Figure 2: Key Features of Metallurgical Coal

So how can investors gain exposure to metallurgical coal?

Most of the mid to large listed coal mining companies on the Australian Stock Exchange (ASX) offer thermal coal exposure with just a little metallurgical coal as a byproduct. Coronado Global Resources (Coronado) is the only Australian producer that offers an almost pure play metallurgical coal exposure (>80% of coal production being met-coal).

The distinction between the two types of coal is important.

Many private and institutional investors have shunned thermal coal in recent times, but the same can’t be said for metallurgical coal. Indeed, one of the biggest institutional shareholders of Coronado is Australian Super, the largest industry superannuation fund in the country!



The case for Coronado

The Collins St Value Fund established a position in the stock in mid September 2020 at an average price of $0.72 per share. As of the date of writing, the stock is now worth ~$0.89 per share – a 20% uplift in two weeks which, in our view, is just the beginning of an immensely compelling investment opportunity that began in earnest after their recent USD$180 million capital raise at $0.60 per share in early September 2020.

Beyond the longer-term infrastructure tail winds supporting Coronado, there are three more immediate reasons why the stock represents a compelling investment opportunity.

1. Capital management

Post the recent capital raise the company has been able to bring net debt/equity down to below 50% with the company’s liquid cash position expected to be enhanced by a further $50M - $100M post the sale / lease back of assets at the Curragh mine in Blackwater, Queensland.
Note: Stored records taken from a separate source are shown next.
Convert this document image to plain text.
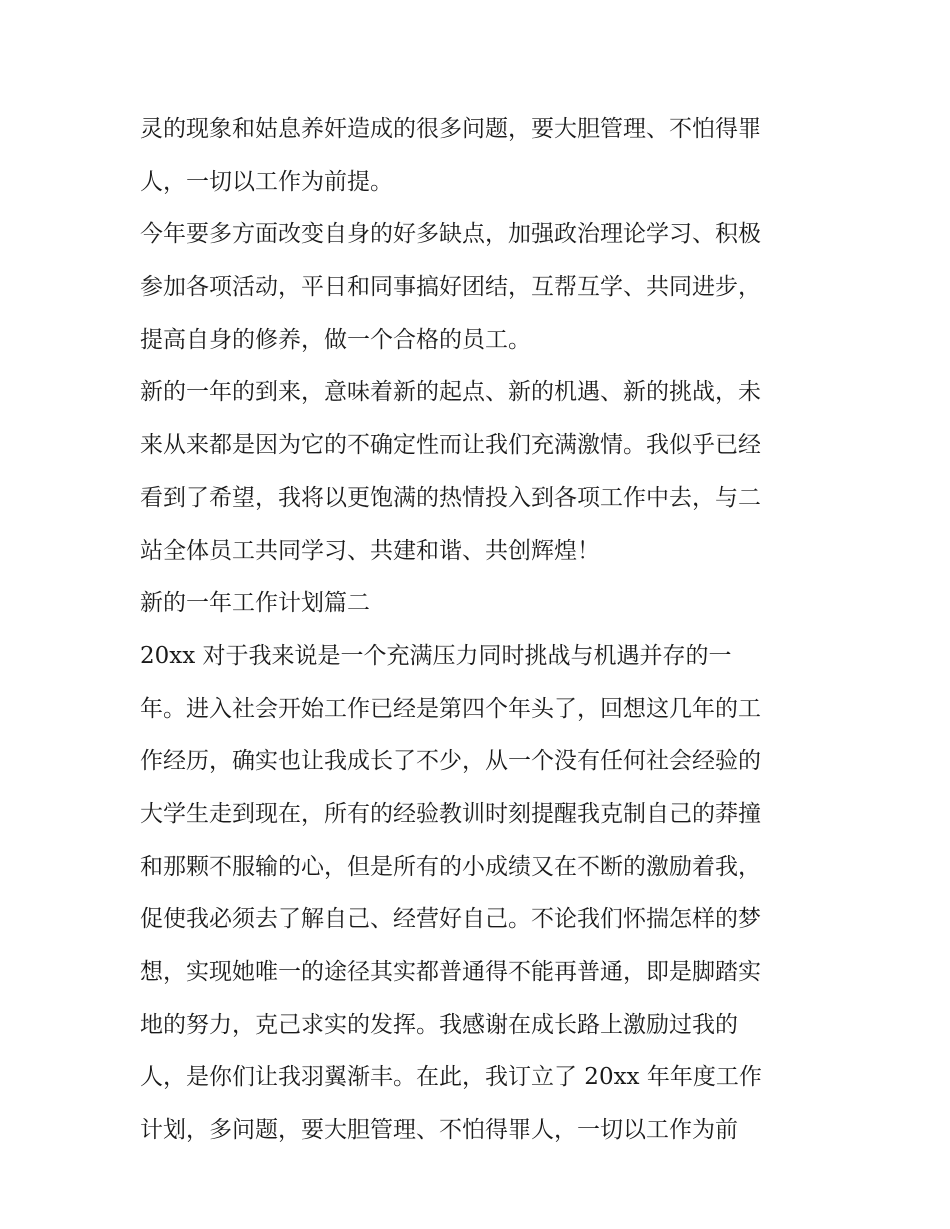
灵的现象和姑息养奸造成的很多问题，要大胆管理、不怕得罪
人，一切以工作为前提。
今年要多方面改变自身的好多缺点，加强政治理论学习、积极
参加各项活动，平日和同事搞好团结，互帮互学、共同进步，
提高自身的修养，做一个合格的员工。
新的一年的到来，意味着新的起点、新的机遇、新的挑战，未
来从来都是因为它的不确定性而让我们充满激情。我似乎已经
看到了希望，我将以更饱满的热情投入到各项工作中去，与二
站全体员工共同学习、共建和谐、共创辉煌！
新的一年工作计划篇二
20xx 对于我来说是一个充满压力同时挑战与机遇并存的一
年。进入社会开始工作已经是第四个年头了，回想这几年的工
作经历，确实也让我成长了不少，从一个没有任何社会经验的
大学生走到现在，所有的经验教训时刻提醒我克制自己的莽撞
和那颗不服输的心，但是所有的小成绩又在不断的激励着我，
促使我必须去了解自己、经营好自己。不论我们怀揣怎样的梦
想，实现她唯一的途径其实都普通得不能再普通，即是脚踏实
地的努力，克己求实的发挥。我感谢在成长路上激励过我的
人，是你们让我羽翼渐丰。在此，我订立了 20xx 年年度工作
计划，多问题，要大胆管理、不怕得罪人，一切以工作为前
With its balance sheet back in order, dividends are expected to return with the company dividend policy suggesting that 80% of free cash flow will be paid out each year – quite attractive given the reduced yield on offer elsewhere in the market.
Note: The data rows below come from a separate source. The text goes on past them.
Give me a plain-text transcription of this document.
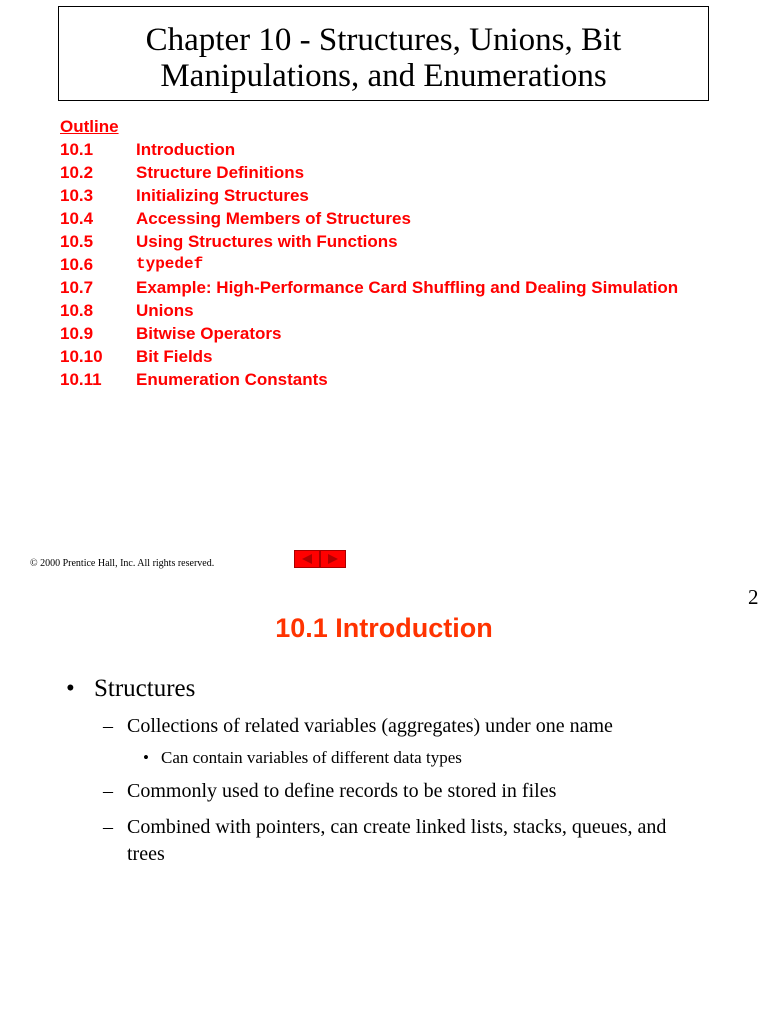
Chapter 10 - Structures, Unions, Bit
Manipulations, and Enumerations
Outline
10.1	Introduction
10.2	Structure Definitions
10.3	Initializing Structures
10.4	Accessing Members of Structures
10.5	Using Structures with Functions
10.6	typedef
10.7	Example: High-Performance Card Shuffling and Dealing Simulation
10.8	Unions
10.9	Bitwise Operators
10.10	Bit Fields
10.11	Enumeration Constants
© 2000 Prentice Hall, Inc. All rights reserved.
2
10.1 Introduction
• Structures
– Collections of related variables (aggregates) under one name
• Can contain variables of different data types
– Commonly used to define records to be stored in files
– Combined with pointers, can create linked lists, stacks, queues, and trees
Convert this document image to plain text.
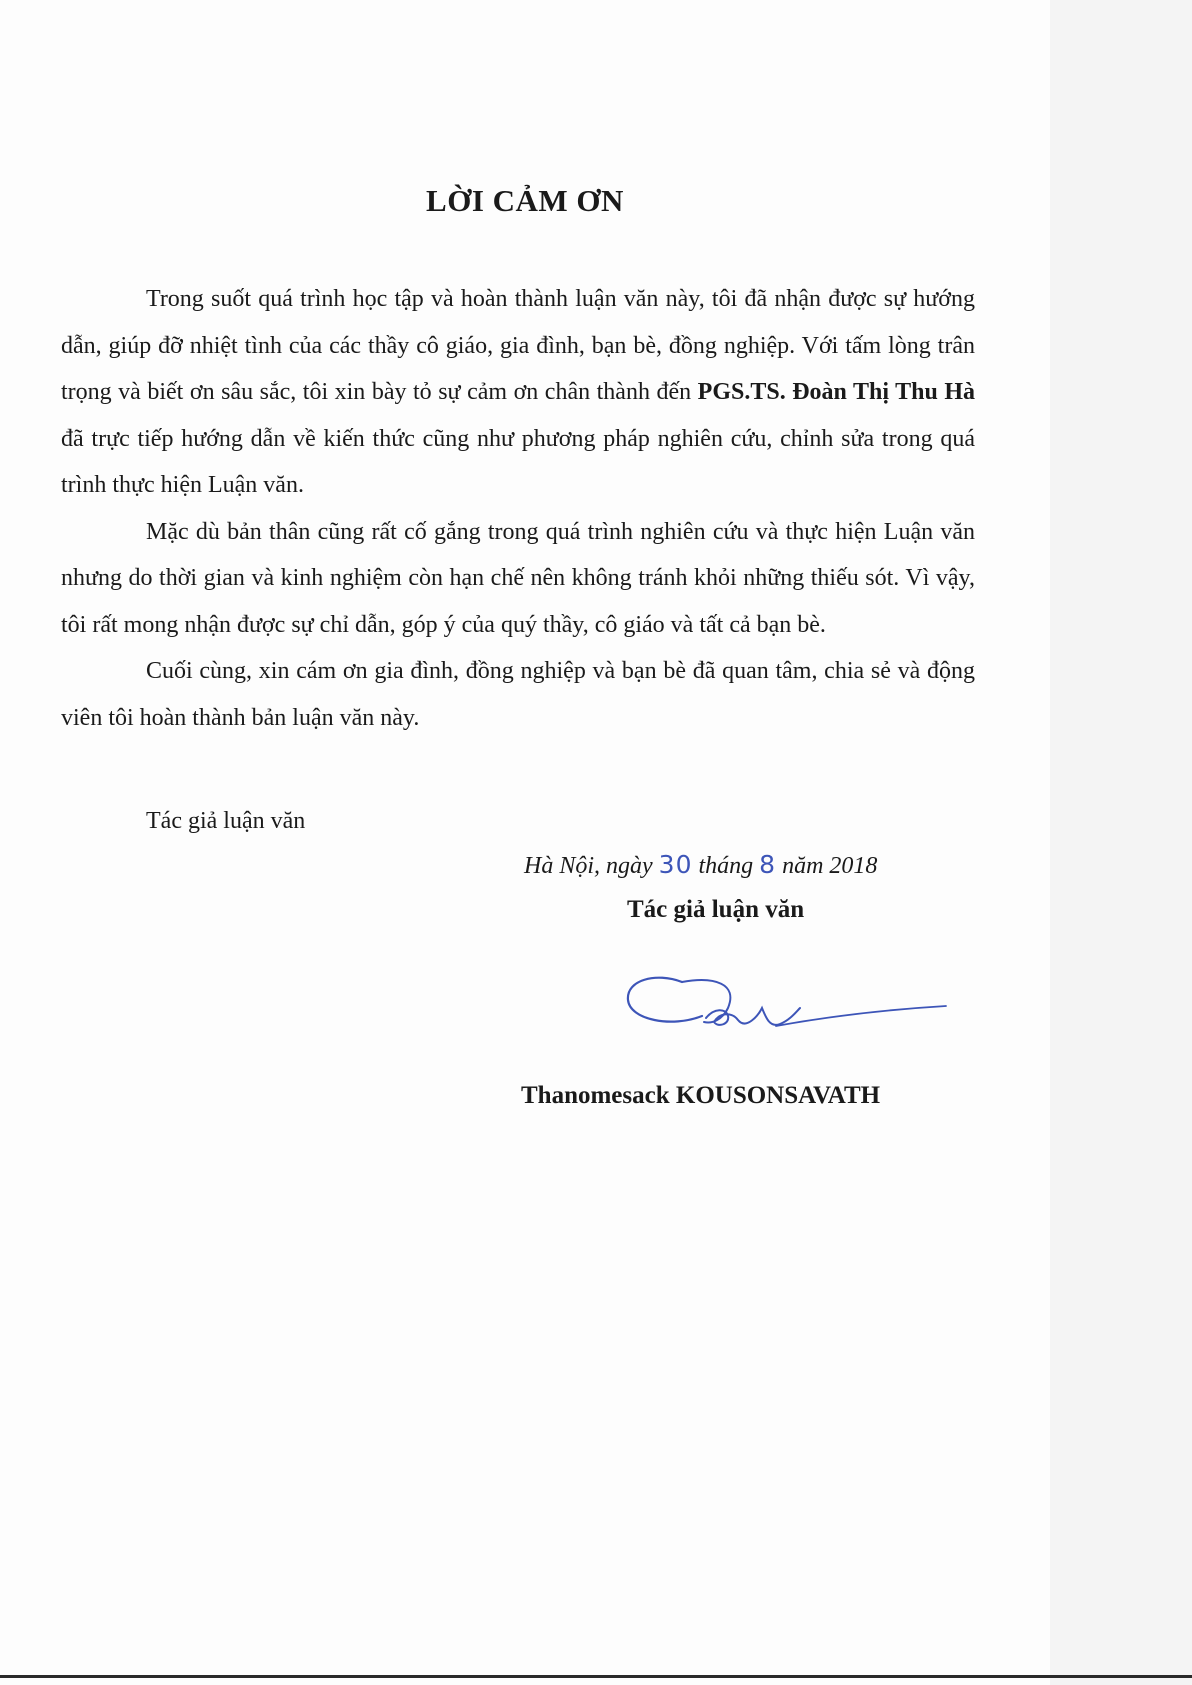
LỜI CẢM ƠN

Trong suốt quá trình học tập và hoàn thành luận văn này, tôi đã nhận được sự hướng dẫn, giúp đỡ nhiệt tình của các thầy cô giáo, gia đình, bạn bè, đồng nghiệp. Với tấm lòng trân trọng và biết ơn sâu sắc, tôi xin bày tỏ sự cảm ơn chân thành đến PGS.TS. Đoàn Thị Thu Hà đã trực tiếp hướng dẫn về kiến thức cũng như phương pháp nghiên cứu, chỉnh sửa trong quá trình thực hiện Luận văn.

Mặc dù bản thân cũng rất cố gắng trong quá trình nghiên cứu và thực hiện Luận văn nhưng do thời gian và kinh nghiệm còn hạn chế nên không tránh khỏi những thiếu sót. Vì vậy, tôi rất mong nhận được sự chỉ dẫn, góp ý của quý thầy, cô giáo và tất cả bạn bè.

Cuối cùng, xin cám ơn gia đình, đồng nghiệp và bạn bè đã quan tâm, chia sẻ và động viên tôi hoàn thành bản luận văn này.

Tác giả luận văn
Hà Nội, ngày 30 tháng 8 năm 2018
Tác giả luận văn
Thanomesack KOUSONSAVATH
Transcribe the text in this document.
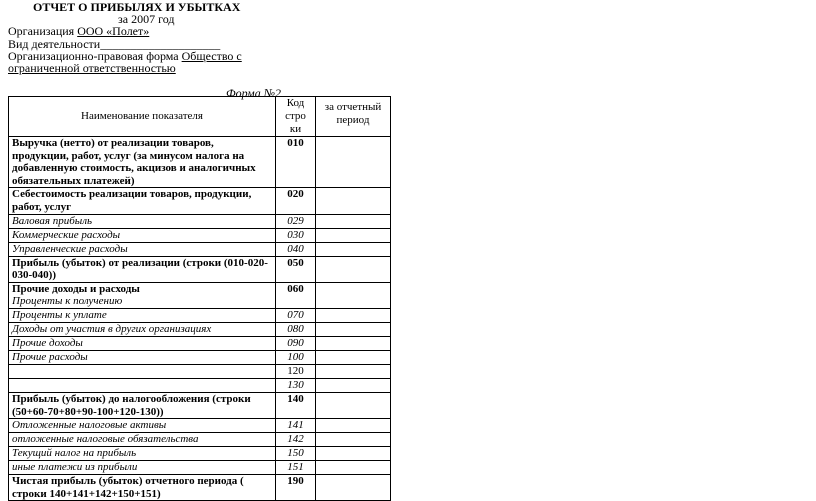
ОТЧЕТ О ПРИБЫЛЯХ И УБЫТКАХ
за 2007 год
Организация ООО «Полет»
Вид деятельности____________________
Организационно-правовая форма Общество с
ограниченной ответственностью
Форма №2
Наименование показателя	Код стро ки	за отчетный период
Выручка (нетто) от реализации товаров, продукции, работ, услуг (за минусом налога на добавленную стоимость, акцизов и аналогичных обязательных платежей)	010	
Себестоимость реализации товаров, продукции, работ, услуг	020	
Валовая прибыль	029	
Коммерческие расходы	030	
Управленческие расходы	040	
Прибыль (убыток) от реализации (строки (010-020-030-040))	050	
Прочие доходы и расходы
Проценты к получению	060	
Проценты к уплате	070	
Доходы от участия в других организациях	080	
Прочие доходы	090	
Прочие расходы	100	
	120	
	130	
Прибыль (убыток) до налогообложения (строки (50+60-70+80+90-100+120-130))	140	
Отложенные налоговые активы	141	
отложенные налоговые обязательства	142	
Текущий налог на прибыль	150	
иные платежи из прибыли	151	
Чистая прибыль (убыток) отчетного периода ( строки 140+141+142+150+151)	190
Another relevant consequence of the recent capital raise is that the dilution of the major shareholder has seen the company’s free float stock increase to 44% (up from 20%), providing greater liquidity for investors as well as opening up the prospect for being included in the ASX300 index and attracting greater analyst coverage as well as passive ETFs coming onto the register for the first time.

2. Geographical Diversity

Coronado have eight operating mines, with one of those in Queensland and seven in the central Appalachian region in the United States of America (USA). This geographical diversity provides an excellent opportunity to cost effectively sell and export coal to a wide range of markets across South-East Asia, Europe and internally within the USA.

3. Operational excellence

Given the ‘price taker’ status afforded to most commodity producers it is important that costs are managed closely. Coronado are in the lowest cost quartile globally and have a strong executive team in place in order to maintain that position into the future.

Safety is also key. With Total Reportable Incident Rates (TRIRs) historically less than a third of the industry average it is clear that this is something the company takes seriously.

Outlook for the share price

With metallurgical coal futures pointing to a further 50% uplift in price into the first quarter of CY 2021, lower debt and increased liquidity the outlook is extremely positive. Notwithstanding the short term price action seen throughout September we maintain the view that Coronado could see further appreciation of 70% or more, with a price target north of $1.60 by this time next year.

Structural (again, pun intended!) tail winds driven by increased global infrastructure spending provide ample opportunity for Coronado’s long life mining assets to deliver for shareholders well beyond the next 12 months, representing an excellent example of how looking behind the scenes can uncover overlooked, under loved and misunderstood opportunities in a bigger value chain.